Some spoilers are below.

Years and years after gaining a reputation as the fierce creature known as The Big Bad Wolf, Sheriff Bigby Wolf, who can take a human form, ensures the legendary creatures of Fabletown do not mistreat each other or get seen by humans without glamours, magic spells that make them appear as humans despite really being an anthropomorphic animal.  A prostitute's decapitated head is found on the doorstep of his living area, sparking a series of murders that drives Bigby to discover an entangled web of secrecy, deception, and figurative enslavement that has Fabletown in the grip of a shadowy figure.  The investigation also gives Bigby repeated opportunities to decide if he wants to descend into the savagery associated with his earlier days or pursue justice itself.


Intellectual Content

Fabletown is a hotbed of fallacious beliefs and general stupidity, with some of the assumptions and errors of fellow Fables even interfering with Bigby's murder investigation.  For instance, when Beast sees his wife Beauty and Bigby Wolf at the prostitute's hotel, he is enraged after he assumes that Beauty and Bigby are committing adultery together, when not only is this an assumption he does not even pause to recognize, but he himself is in the hotel, which by his own idiotic assumptions would mean he is inconsistent for exempting himself from suspicion!  His physical assault of Bigby only slows down an investigation that he never had a reason to interfere with anyway.  Beast, however, is one of the least calculating of these philosophically delusional beings.  Fabletown is slowly revealed to be consumed with egoism, the inherently fallacious stance that one's preferences and self-interest are the ultimate good or the unsound pursuit of one's own wishes at the expense of all else.  Ichabod Crane confesses just how easy it is to build a life around one's own preferences as the rest of one's existence crumbles, even if he had something else in mind when he said it: "It started as most things do: very, very small.  Nothing more than a thought."  Crane is actually a murder suspect for a time, with one of the things that other characters end up looking down on him for not actually being exploitative in itself, but his words are still very relevant to how assumptions enslave people, can drive them to destroy their lives, and provide nothing valid to cling to when the rug is pulled out from under them.

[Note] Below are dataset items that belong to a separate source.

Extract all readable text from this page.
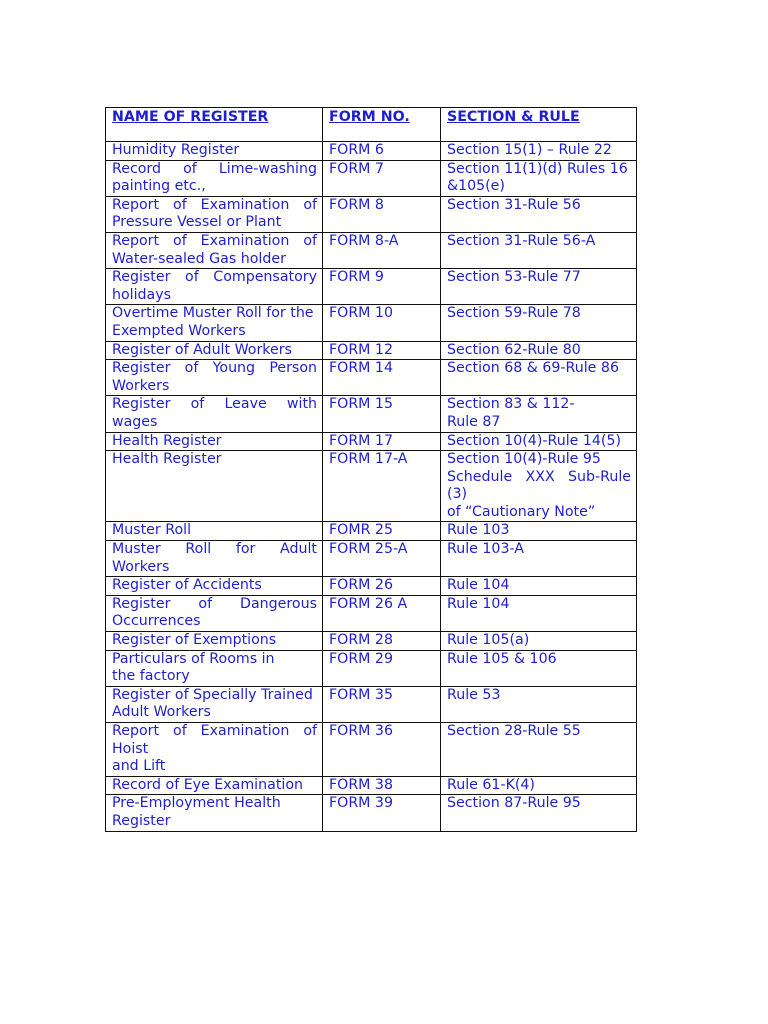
NAME OF REGISTER	FORM NO.	SECTION & RULE

Humidity Register	FORM 6	Section 15(1) – Rule 22

Record of Lime-washing painting etc.,	FORM 7	Section 11(1)(d) Rules 16
&105(e)

Report of Examination of Pressure Vessel or Plant	FORM 8	Section 31-Rule 56

Report of Examination of Water-sealed Gas holder	FORM 8-A	Section 31-Rule 56-A

Register of Compensatory holidays	FORM 9	Section 53-Rule 77

Overtime Muster Roll for the
Exempted Workers	FORM 10	Section 59-Rule 78

Register of Adult Workers	FORM 12	Section 62-Rule 80

Register of Young Person Workers	FORM 14	Section 68 & 69-Rule 86

Register of Leave with wages	FORM 15	Section 83 & 112-
Rule 87

Health Register	FORM 17	Section 10(4)-Rule 14(5)

Health Register	FORM 17-A	Section 10(4)-Rule 95
Schedule XXX Sub-Rule (3)
of “Cautionary Note”

Muster Roll	FOMR 25	Rule 103

Muster Roll for Adult Workers	FORM 25-A	Rule 103-A

Register of Accidents	FORM 26	Rule 104

Register of Dangerous Occurrences	FORM 26 A	Rule 104

Register of Exemptions	FORM 28	Rule 105(a)

Particulars of Rooms in
the factory	FORM 29	Rule 105 & 106

Register of Specially Trained
Adult Workers	FORM 35	Rule 53

Report of Examination of Hoist
and Lift	FORM 36	Section 28-Rule 55

Record of Eye Examination	FORM 38	Rule 61-K(4)

Pre-Employment Health
Register	FORM 39	Section 87-Rule 95
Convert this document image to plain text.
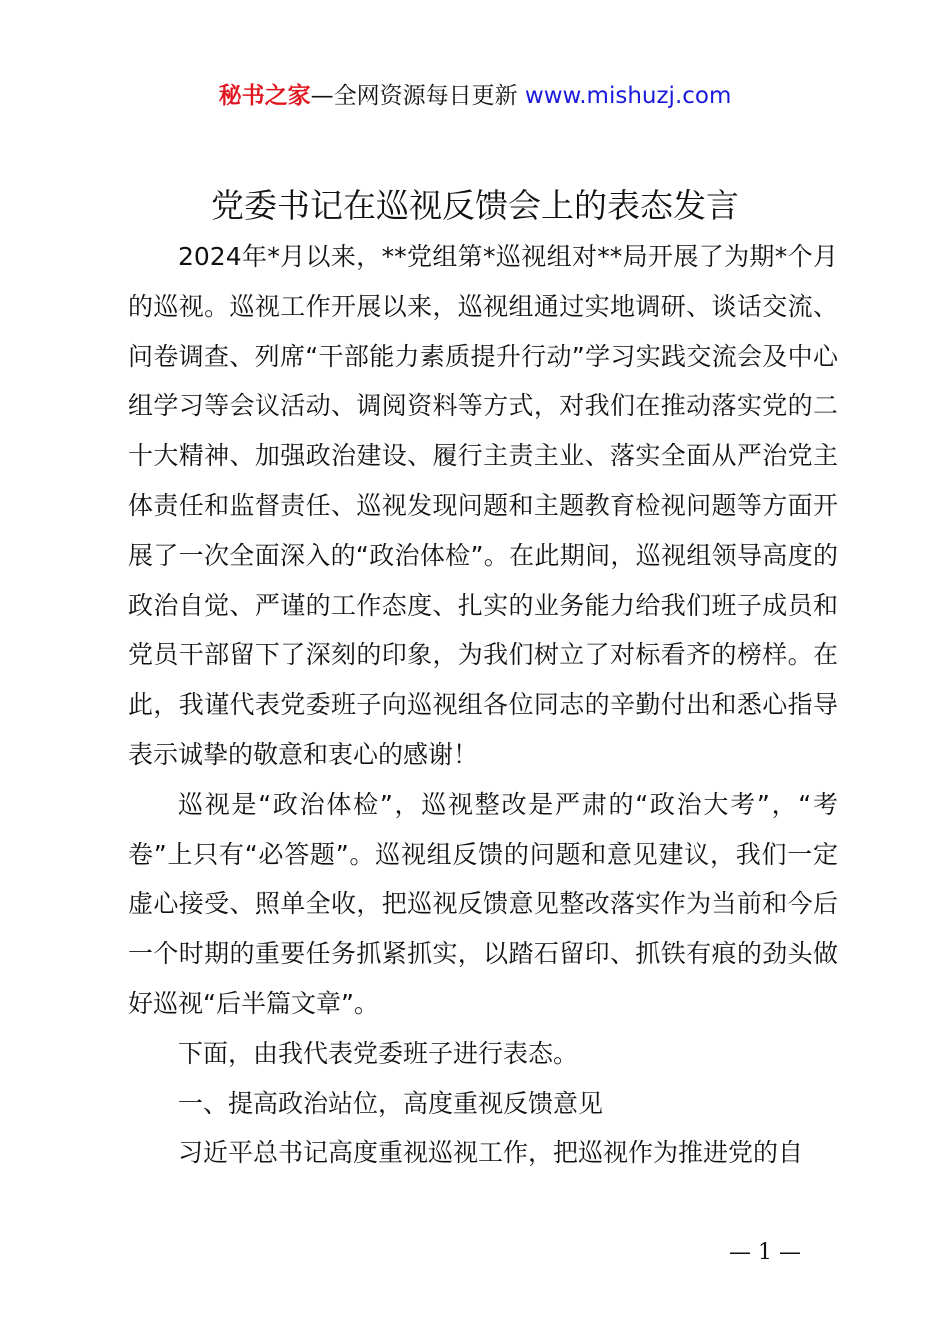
秘书之家—全网资源每日更新 www.mishuzj.com
党委书记在巡视反馈会上的表态发言

2024年*月以来，**党组第*巡视组对**局开展了为期*个月的巡视。巡视工作开展以来，巡视组通过实地调研、谈话交流、问卷调查、列席“干部能力素质提升行动”学习实践交流会及中心组学习等会议活动、调阅资料等方式，对我们在推动落实党的二十大精神、加强政治建设、履行主责主业、落实全面从严治党主体责任和监督责任、巡视发现问题和主题教育检视问题等方面开展了一次全面深入的“政治体检”。在此期间，巡视组领导高度的政治自觉、严谨的工作态度、扎实的业务能力给我们班子成员和党员干部留下了深刻的印象，为我们树立了对标看齐的榜样。在此，我谨代表党委班子向巡视组各位同志的辛勤付出和悉心指导表示诚挚的敬意和衷心的感谢！

巡视是“政治体检”，巡视整改是严肃的“政治大考”，“考卷”上只有“必答题”。巡视组反馈的问题和意见建议，我们一定虚心接受、照单全收，把巡视反馈意见整改落实作为当前和今后一个时期的重要任务抓紧抓实，以踏石留印、抓铁有痕的劲头做好巡视“后半篇文章”。

下面，由我代表党委班子进行表态。

一、提高政治站位，高度重视反馈意见

习近平总书记高度重视巡视工作，把巡视作为推进党的自

— 1 —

Also of note is how directly The Wolf Among Us handles the dismissal and abuse of sex workers--and it even shows an environment with male and female sex workers in a bold move that defies sexist stereotypes.  While it does not actually portray or tackle sexual abuse in particular, the game repeatedly brushes up against subjects like this.  There is not even any contradiction between the idea that at least some forms of sex work are immoral and that all sex workers do not deserve to be exploited or regarded as mere objects to be used and discarded as is subjectively convenient.  A former prostitute's words at the end of the game reinforce just how helpless and trapped she and others like her were until Bigby took the murders of her companions so seriously.  Ironically, even the true Christian stance on all of this is not what many would expect: the Bible condemns prostitution (places like Leviticus 19:29 and Deuteronomy 23:17-18 do condemn prostitution directly in various ways, though the separate condemnations of adultery and promiscuity would already exclude this), yet since nudity and sexual attraction are Biblically nonsinful (see Deuteronomy 4:2, though I have written extensively about other aspects of why these things are nonsinful), sexual stripping for money or sexual dancing would not be sinful in themselves.  Even if they were, though, it would still not be the case that sex workers do not have whatever human rights everyone else possesses by virtue of being human.


Conclusion

It might not have the cultural visibility of Telltale's The Walking Dead games, but The Wolf Among Us is a superb addition to this very precise subgenre of gaming.  Combining a much more mature take on fairy tales, the typical narrative complexity and deep characterization of Telltale games, and the special capacity of video games to better reflect the choices of human existence than any other artistic medium, this game succeeds on almost every level--and perhaps the flaws of the Vita version are absent from the version on home consoles.  If it was not for the numerous issues with freezes and slowdowns in some of the interactive cutscenes with quick-time events, The Wolf Among Us would have even been perfectly situated on the Vita.  Alas, only the mechanics, lore, and plot themselves are utilized well here, not the performance of the game.


Content:
 1.  Violence:  From mildly graphic depictions of mutilated corpses to blood-inducing physical fights, there is violent imagery in this game that is certainly more at home with an M rating.
 2.  Profanity:  Words like "shit," "fuck," and "bitch" are used many times throughout the five episodes.
 3.  Nudity:  Female breasts are seen occasionally, though this is at most partial nudity in the same way the exposure of the male torso is.
 4.  Sexuality:  Multiple parts of the game involve direct talk about sexuality.  In one section, sexual noises can be heard from behind a door.